Gateway controls (edge safety)
The gateway is the choke point. It keeps abusive or accidental overload away from domain services.
Auth and key validation.
Quotas and rate limits.
Parameter validation and sanitization.
Request identifiers propagated end-to-end.
Service isolation (blast-radius control)
Each domain service owns its upstreams, parsers, cache keys, and failure modes.
A failing upstream should not affect other domains.
Rollouts can be domain-scoped.
Hot spots scale independently.
Upstream resilience patterns
Treat upstreams as unreliable by default.
Timeouts to bound tail latency.
Retries with exponential backoff for transient failures.
Circuit breakers to stop hammering degraded dependencies.
Fallback strategies when multiple upstreams exist.
Degraded-mode behavior (explicit, structured)

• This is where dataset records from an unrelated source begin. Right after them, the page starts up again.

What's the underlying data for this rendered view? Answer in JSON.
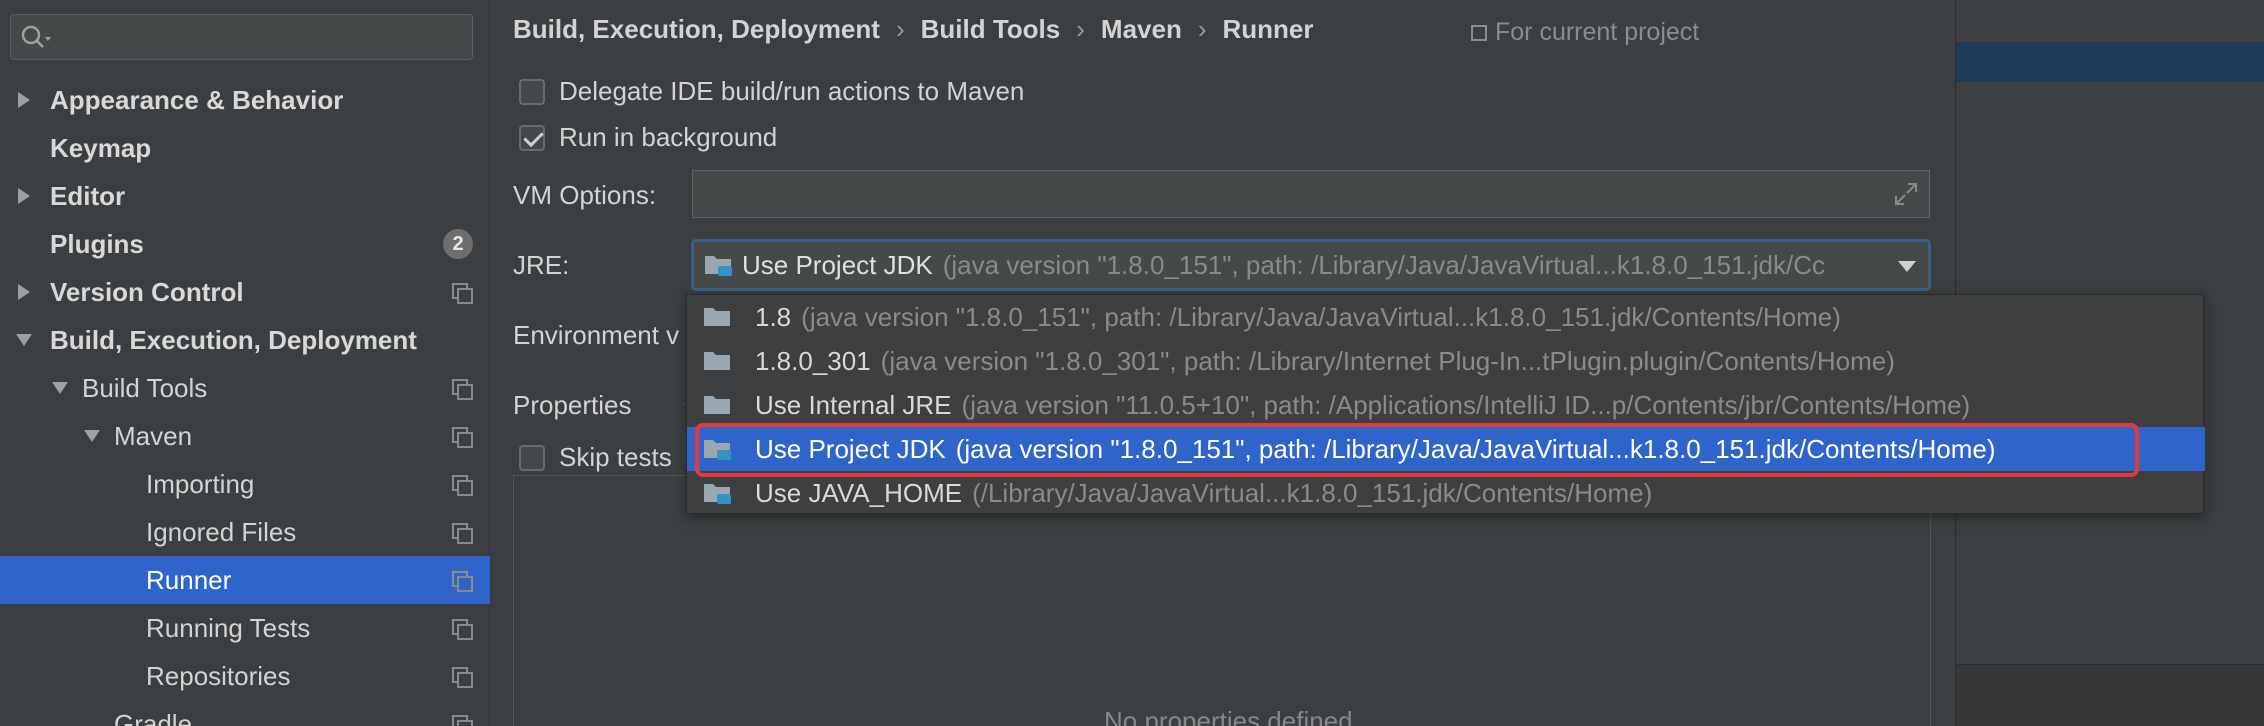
{
  "sidebar": {
    "search_placeholder": "",
    "items": [
      {
        "label": "Appearance & Behavior"
      },
      {
        "label": "Keymap"
      },
      {
        "label": "Editor"
      },
      {
        "label": "Plugins",
        "badge": "2"
      },
      {
        "label": "Version Control"
      },
      {
        "label": "Build, Execution, Deployment"
      },
      {
        "label": "Build Tools"
      },
      {
        "label": "Maven"
      },
      {
        "label": "Importing"
      },
      {
        "label": "Ignored Files"
      },
      {
        "label": "Runner"
      },
      {
        "label": "Running Tests"
      },
      {
        "label": "Repositories"
      },
      {
        "label": "Gradle"
      }
    ]
  },
  "breadcrumb": [
    "Build, Execution, Deployment",
    "Build Tools",
    "Maven",
    "Runner"
  ],
  "for_project": "For current project",
  "options": {
    "delegate": "Delegate IDE build/run actions to Maven",
    "run_bg": "Run in background",
    "vm_label": "VM Options:",
    "jre_label": "JRE:",
    "env_label": "Environment v",
    "properties": "Properties",
    "skip_tests": "Skip tests",
    "no_props": "No properties defined"
  },
  "jre": {
    "selected_name": "Use Project JDK",
    "selected_detail": "(java version \"1.8.0_151\", path: /Library/Java/JavaVirtual...k1.8.0_151.jdk/Cc"
  },
  "dropdown": [
    {
      "name": "1.8",
      "detail": "(java version \"1.8.0_151\", path: /Library/Java/JavaVirtual...k1.8.0_151.jdk/Contents/Home)"
    },
    {
      "name": "1.8.0_301",
      "detail": "(java version \"1.8.0_301\", path: /Library/Internet Plug-In...tPlugin.plugin/Contents/Home)"
    },
    {
      "name": "Use Internal JRE",
      "detail": "(java version \"11.0.5+10\", path: /Applications/IntelliJ ID...p/Contents/jbr/Contents/Home)"
    },
    {
      "name": "Use Project JDK",
      "detail": "(java version \"1.8.0_151\", path: /Library/Java/JavaVirtual...k1.8.0_151.jdk/Contents/Home)"
    },
    {
      "name": "Use JAVA_HOME",
      "detail": "(/Library/Java/JavaVirtual...k1.8.0_151.jdk/Contents/Home)"
    }
  ],
  "colors": {
    "selection": "#2f65ca",
    "highlight_border": "#e03a3a",
    "background": "#3c3f41"
  }
}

When safe, Acceso may serve cached normalized data to preserve availability.
Prefer "stale but correct shape" over "random upstream shape".
Degradation should be visible via consistent errors and telemetry.
Observability (make incidents diagnosable)
Clients receive consistent error formats.
Responses avoid leaking internal details.
Request identifiers make incident diagnosis fast.
Do not infinite-retry on the client. Retry with bounded attempts and backoff, or switch to streams.
Client-side guidance
Set timeouts shorter than your overall workflow SLA.
Retry only on transient failures (
5xx, timeouts).Back off hard on
429.Use WebSockets/webhooks for high-frequency updates.